As we reported first thing this morning, Spain, while happy to receive the effect of plunging bond yields, most certainly does not want the cause - requesting the inevitable sovereign bailout. To paraphrase Italy's undersecretary of finance, Gianfranco Polillo: "There won’t be any nation that voluntarily, with a preemptive move, even if rationally justified, would go to an international body and say -- ‘I give up my national sovereignty." He is spot on. However, the one thing that will force countries to request a bailout is the inevitable outcome of soaring budget deficits: i.e., running out of cash (as calculated here previously, an event Spain has to certainly look forward to all else equal). Which simply means that sooner or later Mariano Rajoy will have to throw in the towel and push the red button, knowing full well it most certainly means the end of his administration, and very likely substantial social and political unrest for a country which already has 25% unemployment, all just to preserve the ability to fund its deficits, instead of biting the bullet and slashing public spending (and funding needs), which too would cause social unrest - hence no way out. But why would a bailout request result in unrest? Reuters finally brings us the details of what the Spanish bailout would entail, and they are not pretty: "Spain is considering freezing pensions and speeding up a planned rise in the retirement age as it races to cut spending and meet conditions of an expected international sovereign aid package, sources with knowledge of the matter said...The accelerated raising of the retirement age to 67 from 65, currently scheduled to take place over 15 years, is a done deal, the sources said. The elimination of an inflation-linked annual pension hike is still being considered."
More from Reuters:
The new pensions steps, which could be announced as soon as next week along with the 2013 budget, would send a strong signal to investors that Spain is serious about implementing structural reforms it has delayed because of the political cost.
Prime Minister Mariano Rajoy, who was forced earlier this year to break campaign pledges such as not raising taxes, has repeatedly said he would not touch pensions, but he has few options left to trim the budget after drastic cost cuts.
He toned down his language last week and said it would be "the last thing" he would do.

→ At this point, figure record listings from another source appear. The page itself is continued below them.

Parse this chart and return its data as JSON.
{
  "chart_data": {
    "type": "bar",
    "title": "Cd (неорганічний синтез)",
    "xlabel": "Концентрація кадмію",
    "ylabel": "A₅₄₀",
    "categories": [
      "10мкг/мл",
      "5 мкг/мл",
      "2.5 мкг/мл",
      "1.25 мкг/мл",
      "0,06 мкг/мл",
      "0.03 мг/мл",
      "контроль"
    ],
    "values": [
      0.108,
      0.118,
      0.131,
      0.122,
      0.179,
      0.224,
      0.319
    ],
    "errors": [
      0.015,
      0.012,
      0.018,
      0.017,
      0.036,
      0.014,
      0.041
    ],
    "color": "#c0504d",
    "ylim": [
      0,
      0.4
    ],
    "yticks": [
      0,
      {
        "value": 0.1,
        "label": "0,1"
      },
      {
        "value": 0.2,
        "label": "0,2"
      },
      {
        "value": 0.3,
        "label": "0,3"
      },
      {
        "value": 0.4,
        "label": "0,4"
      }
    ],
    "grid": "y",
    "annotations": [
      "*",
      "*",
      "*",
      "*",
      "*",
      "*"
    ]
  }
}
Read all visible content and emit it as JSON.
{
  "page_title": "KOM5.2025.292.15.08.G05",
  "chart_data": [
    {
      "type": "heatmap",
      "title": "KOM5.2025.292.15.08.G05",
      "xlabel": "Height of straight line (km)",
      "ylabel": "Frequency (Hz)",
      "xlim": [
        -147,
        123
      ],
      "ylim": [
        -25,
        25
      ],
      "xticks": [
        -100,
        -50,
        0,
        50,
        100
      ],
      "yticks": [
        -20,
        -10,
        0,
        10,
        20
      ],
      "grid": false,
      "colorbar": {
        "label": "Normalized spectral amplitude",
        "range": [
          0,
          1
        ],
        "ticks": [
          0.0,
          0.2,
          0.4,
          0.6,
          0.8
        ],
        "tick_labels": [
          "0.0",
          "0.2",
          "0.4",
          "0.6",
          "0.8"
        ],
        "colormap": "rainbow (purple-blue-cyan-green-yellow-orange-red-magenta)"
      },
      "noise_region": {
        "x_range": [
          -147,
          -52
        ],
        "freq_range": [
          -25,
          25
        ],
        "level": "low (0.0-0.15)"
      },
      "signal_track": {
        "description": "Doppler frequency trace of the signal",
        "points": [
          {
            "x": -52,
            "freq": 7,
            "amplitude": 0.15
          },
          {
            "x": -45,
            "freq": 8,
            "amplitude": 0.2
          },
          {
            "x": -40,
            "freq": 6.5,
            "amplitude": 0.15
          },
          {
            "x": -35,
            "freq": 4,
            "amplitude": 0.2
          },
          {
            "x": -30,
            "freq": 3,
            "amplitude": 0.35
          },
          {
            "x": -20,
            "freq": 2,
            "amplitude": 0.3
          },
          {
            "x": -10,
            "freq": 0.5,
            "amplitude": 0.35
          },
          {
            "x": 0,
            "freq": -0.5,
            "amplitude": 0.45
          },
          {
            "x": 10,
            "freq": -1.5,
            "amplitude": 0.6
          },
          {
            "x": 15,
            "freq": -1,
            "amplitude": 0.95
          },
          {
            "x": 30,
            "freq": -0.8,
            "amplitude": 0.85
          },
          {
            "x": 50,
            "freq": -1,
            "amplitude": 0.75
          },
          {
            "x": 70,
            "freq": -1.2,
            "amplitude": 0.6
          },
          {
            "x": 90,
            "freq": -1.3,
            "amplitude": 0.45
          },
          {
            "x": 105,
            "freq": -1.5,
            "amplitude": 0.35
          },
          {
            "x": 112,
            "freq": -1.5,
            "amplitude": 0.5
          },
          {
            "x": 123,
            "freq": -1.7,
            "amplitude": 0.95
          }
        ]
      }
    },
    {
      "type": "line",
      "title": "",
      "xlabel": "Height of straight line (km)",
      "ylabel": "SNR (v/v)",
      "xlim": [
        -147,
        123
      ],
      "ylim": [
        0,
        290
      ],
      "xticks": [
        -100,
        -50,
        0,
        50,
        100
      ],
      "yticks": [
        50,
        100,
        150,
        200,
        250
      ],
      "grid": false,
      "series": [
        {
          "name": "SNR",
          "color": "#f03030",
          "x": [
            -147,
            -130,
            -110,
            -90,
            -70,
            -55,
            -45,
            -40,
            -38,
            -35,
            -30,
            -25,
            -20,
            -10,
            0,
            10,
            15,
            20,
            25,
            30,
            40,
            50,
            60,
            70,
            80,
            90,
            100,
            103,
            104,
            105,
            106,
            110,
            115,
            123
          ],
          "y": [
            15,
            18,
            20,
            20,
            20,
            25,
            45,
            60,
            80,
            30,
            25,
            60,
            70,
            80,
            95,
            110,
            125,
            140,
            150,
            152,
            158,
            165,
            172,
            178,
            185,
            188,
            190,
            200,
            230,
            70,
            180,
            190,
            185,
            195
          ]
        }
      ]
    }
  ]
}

On Tuesday, Deputy Prime Minister Soraya Saenz de Santamaria said the government was not implementing any cut on the pensions "for the time being".
Sources with knowledge of the government's thinking said Rajoy's comments were a sign that his stance was shifting.
"He just said that he would not cut the pensions. But did you hear anything else? We both know that there are several ways of cutting. One is to simply leave them steady against inflation," said one of the sources.
A second source said the acceleration in the change in the retirement age was backed by the government while a third source, who discussed the issue with senior Spanish officials, said a freeze was expected.
"Not increasing them is also an adjustment," the third source said.
"There is no way around it. You have to cut the link with inflation and freeze the pensions next year," said Jose Carlos Diez, chief economist at Intermoney brokerage in Madrid.
"And to me, that would be just a start... The pensions, the unemployment benefits and the borrowing costs are eating up all the efforts on the spending side so you need to act in those areas," he added.
Both removing the inflation adjustment and accelerating the retirement age increase are long-standing European Union demands and any bond-buying programme to help Spain finance its debt would insist on this, senior euro zone sources said.
Countries which were previously rescued, such as Greece, Ireland and Portugal all had to pass steep cuts on pensions.
In Greece, the cuts ranged from 20 percent to 40 percent, while new pensioners had a 10 percent pay cut in Ireland and Portugal scrapped the Christmas and summer extra payments.
Key word: "that's just the start" - meaning it's all downhill from here, as true austerity, long delayed, is finally implemented (on Germany's dime of course).
First cue Spanish official denials it will do no such thing (a la Rajoy saying Spanish banks will not get a bailout two weeks before they, well, were bailed out). Then cue riots.